Page 1 of 9

B3 dies without errors

Posted: 13 Nov 2010, 10:15
by Cheeseboy
Hello all,

I've had the following occurring twice since I got my B3:
- WiFi service disappears
- It is no longer possible to connect via SSH
- It is not possible to shut it down using the tiny button on the back plate

When this is happening the LED is blue as normal.
The only way I have been able to resolve it is by pulling the power out of the B3 and then restart it.

When it comes up again, I find no errors in:
/var/log/messages
/var/log/syslog
/var/log/kern.log

This is the last activity in syslog prior to me pulling the plug:

Code: Select all

Nov 13 15:45:01 b3 /USR/SBIN/CRON[4085]: (root) CMD (test -x /usr/bin/php && /usr/bin/php /usr/share/horde3/scripts/alarms.php > /dev/null 2>&1)
Nov 13 15:45:01 b3 /USR/SBIN/CRON[4086]: (root) CMD (command -v debian-sa1 > /dev/null && debian-sa1 1 1)
Nov 13 15:45:01 b3 /USR/SBIN/CRON[4087]: (root) CMD (test -x /usr/lib/web-admin/notify-dispatcher.pl && /usr/lib/web-admin/notify-dispatcher.pl)
I think I have modified the first of the 3 cron jobs to get rid of a ton of errors in the logs...

My questions:
- Any ideas of what might be causing this?
- If the cron process which I have redirected the output of to /dev/null crashes the entire system, will the redirection of the output cause me to not see the source of the problem in the logs?
- Any suitable flags I can set to enable relevant logging in kern.log or others?

Thankful for any input!

/Cheeseboy

EDIT:
I've removed the redirection from /etc/cron.d/bubba-horde just in case...

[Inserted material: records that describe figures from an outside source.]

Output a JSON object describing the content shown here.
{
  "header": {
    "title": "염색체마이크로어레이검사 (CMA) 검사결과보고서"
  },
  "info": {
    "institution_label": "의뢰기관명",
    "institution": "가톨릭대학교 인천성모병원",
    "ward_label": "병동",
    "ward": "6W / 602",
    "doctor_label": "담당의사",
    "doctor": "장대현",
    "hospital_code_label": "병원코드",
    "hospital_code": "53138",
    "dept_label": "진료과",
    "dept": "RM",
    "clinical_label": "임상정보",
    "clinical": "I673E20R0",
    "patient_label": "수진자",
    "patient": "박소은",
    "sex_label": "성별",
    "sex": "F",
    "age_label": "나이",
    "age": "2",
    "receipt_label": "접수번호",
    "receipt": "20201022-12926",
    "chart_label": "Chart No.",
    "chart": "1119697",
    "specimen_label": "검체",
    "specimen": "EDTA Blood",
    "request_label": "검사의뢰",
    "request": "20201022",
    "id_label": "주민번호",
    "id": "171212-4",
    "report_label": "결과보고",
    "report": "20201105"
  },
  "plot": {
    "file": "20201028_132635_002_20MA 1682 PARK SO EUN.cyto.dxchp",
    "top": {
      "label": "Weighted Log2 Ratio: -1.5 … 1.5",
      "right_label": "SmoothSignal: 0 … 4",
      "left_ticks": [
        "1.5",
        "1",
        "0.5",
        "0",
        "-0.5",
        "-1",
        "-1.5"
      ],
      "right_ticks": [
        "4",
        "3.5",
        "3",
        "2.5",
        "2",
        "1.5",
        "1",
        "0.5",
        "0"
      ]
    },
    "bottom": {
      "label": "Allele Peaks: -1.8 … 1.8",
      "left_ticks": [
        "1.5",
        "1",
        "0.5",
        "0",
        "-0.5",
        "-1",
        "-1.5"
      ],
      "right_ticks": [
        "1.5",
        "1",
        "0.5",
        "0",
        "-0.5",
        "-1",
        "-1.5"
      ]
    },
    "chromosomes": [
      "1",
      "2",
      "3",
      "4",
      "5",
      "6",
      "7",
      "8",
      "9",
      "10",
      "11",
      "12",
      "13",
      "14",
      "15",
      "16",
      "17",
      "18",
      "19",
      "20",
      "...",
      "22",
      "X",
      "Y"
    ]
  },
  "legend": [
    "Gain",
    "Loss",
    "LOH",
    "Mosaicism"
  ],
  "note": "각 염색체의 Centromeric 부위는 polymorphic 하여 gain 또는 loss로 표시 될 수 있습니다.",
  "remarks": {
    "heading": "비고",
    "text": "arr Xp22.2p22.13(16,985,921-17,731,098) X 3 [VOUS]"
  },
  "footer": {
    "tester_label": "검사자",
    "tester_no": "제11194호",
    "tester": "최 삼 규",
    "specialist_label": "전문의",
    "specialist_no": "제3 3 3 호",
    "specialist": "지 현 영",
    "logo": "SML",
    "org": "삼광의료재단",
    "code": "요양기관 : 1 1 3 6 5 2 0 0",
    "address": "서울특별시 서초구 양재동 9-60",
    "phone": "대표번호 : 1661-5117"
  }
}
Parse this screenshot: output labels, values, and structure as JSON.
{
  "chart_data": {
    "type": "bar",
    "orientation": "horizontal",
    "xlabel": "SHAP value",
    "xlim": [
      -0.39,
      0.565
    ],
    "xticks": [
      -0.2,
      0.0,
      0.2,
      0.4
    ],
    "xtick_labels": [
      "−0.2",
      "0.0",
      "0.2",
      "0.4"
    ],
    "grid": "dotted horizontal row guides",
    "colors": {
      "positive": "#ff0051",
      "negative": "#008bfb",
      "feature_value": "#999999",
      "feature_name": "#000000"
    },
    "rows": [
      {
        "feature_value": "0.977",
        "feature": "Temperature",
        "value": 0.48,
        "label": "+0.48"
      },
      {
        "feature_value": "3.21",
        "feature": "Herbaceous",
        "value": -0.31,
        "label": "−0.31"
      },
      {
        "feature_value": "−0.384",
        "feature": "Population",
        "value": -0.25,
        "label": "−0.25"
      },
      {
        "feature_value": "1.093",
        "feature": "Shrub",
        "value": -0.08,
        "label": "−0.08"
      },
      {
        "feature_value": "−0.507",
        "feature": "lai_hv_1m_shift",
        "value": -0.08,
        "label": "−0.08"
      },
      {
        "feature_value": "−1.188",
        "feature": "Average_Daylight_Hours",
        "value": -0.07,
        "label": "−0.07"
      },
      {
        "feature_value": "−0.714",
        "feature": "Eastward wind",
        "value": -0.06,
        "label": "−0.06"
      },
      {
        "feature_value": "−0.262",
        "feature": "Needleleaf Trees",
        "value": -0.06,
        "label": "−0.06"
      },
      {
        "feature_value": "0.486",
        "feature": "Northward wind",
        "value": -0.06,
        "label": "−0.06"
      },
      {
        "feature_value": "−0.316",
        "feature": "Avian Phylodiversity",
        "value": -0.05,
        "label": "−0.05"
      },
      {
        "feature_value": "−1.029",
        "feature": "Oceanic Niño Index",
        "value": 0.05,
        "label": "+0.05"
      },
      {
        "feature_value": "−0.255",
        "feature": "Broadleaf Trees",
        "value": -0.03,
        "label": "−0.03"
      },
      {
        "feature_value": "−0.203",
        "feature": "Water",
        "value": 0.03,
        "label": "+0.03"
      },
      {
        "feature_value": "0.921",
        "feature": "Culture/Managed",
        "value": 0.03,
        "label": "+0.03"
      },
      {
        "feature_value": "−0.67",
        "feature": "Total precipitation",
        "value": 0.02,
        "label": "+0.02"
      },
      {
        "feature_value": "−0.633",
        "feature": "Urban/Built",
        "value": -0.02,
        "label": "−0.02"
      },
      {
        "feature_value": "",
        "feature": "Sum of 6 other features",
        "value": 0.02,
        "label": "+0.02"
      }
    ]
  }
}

Re: B3 dies without errors

Posted: 13 Nov 2010, 12:48
by DanielM
Feels familiar. I also had this behaviour, my B3 did this three times in the first two days after I got it. I then got the tip from Tor to look at this thread: http://forum.excito.net/viewtopic.php?p=12592. After setting my min_free_kbytes to 4096 I haven't experienced any more hangings, my uptime is now 21 days.

Later I discovered though that I had the page allocation failures in my syslog, so I raised min_free_kbytes to 8192 which also made the errors disappear from the log.

/Daniel

Re: B3 dies without errors

Posted: 13 Nov 2010, 13:41
by Cheeseboy
Hi Daniel,

Thanks for your reply.
I saw your thread the other day and I had actually set it to 8192 before yesterdays hang/crash :-)
Now I'm glad that I had the same problem before I changed that, as I would otherwise have to remove it as a possible cause...

/Cheeseboy

Re: B3 dies without errors

Posted: 14 Nov 2010, 07:37
by Asad
I have had the same problem. It should be set to 8192 kbytes by default.

Re: B3 dies without errors

Posted: 14 Nov 2010, 07:58
by Cheeseboy
Just to make things clear:
I have had the problem I described before and after setting vm.min_free_kbytes = 8192
I did not see any kernel stacktraces in my logs when my problem occurred, so I'm not at all sure it is related to this setting or the problem of the original poster (in the thread that led me to introduce this setting on my system).

The B3 just stopped responding to any input and left no errors in log files.
So my question remains:
What should I do to enable more log output so I have some information about the problem when it chooses to occur again?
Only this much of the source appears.